大統領就任直前にイスラエルのネタニヤフ首相(右)と会談するボルソナロ氏(2018年12月28日、リオデジャネイロ)=ロイター

ボルソナロ氏は記者団に対し、「我々は恐らくビジネスオフィスをエルサレムに開くだろう」と述べた。具体的にどのような機能を持つ施設かは説明しなかった。

ボルソナロ氏は昨年の大統領選で当選後、在イスラエル大使館をテルアビブからエルサレムに移転する方針を表明。その後、アラブ諸国の反発を受け、「まだ正式に決まっていない」と撤回した経緯がある。

ボルソナロ氏を支えるキリスト教福音派は親イスラエル政策を支持する人が多く、聖地エルサレムへの大使館移転に賛成する。一方、ブラジルの主要産業である農畜産業界にとり、イスラエルと対立するアラブ諸国は重要顧客。大使館移転はアラブ市場の喪失につながるとの反対も根強い。

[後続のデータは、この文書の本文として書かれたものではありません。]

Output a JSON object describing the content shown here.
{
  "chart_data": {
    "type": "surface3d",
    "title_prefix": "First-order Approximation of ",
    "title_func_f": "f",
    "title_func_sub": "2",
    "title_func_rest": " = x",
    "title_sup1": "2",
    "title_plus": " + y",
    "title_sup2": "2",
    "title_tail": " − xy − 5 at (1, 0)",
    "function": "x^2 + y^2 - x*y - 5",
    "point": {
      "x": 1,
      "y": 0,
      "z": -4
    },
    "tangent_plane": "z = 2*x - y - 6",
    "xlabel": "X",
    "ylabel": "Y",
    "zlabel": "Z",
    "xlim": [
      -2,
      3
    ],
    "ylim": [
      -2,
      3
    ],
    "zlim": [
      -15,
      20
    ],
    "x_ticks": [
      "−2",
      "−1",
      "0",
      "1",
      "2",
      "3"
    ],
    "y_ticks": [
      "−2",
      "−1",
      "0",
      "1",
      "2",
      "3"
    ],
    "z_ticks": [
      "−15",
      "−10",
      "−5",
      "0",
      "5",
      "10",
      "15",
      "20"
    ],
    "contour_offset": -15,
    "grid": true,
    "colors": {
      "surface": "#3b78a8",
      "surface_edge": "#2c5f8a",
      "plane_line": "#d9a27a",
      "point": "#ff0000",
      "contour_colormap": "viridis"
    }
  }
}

今回の「ビジネスオフィス」は双方の顔を立てる折衷案と言えそうだが、これで決着するかは不透明だ。イスラエルでは来月9日に総選挙を控えており、汚職疑惑を抱えるネタニヤフ氏の苦戦が伝えられている。ボルソナロ氏は親交関係を持つネタニヤフ氏を支援するため、訪問に合わせて大使館移転を表明するのではという懸念もブラジル国内ではくすぶる。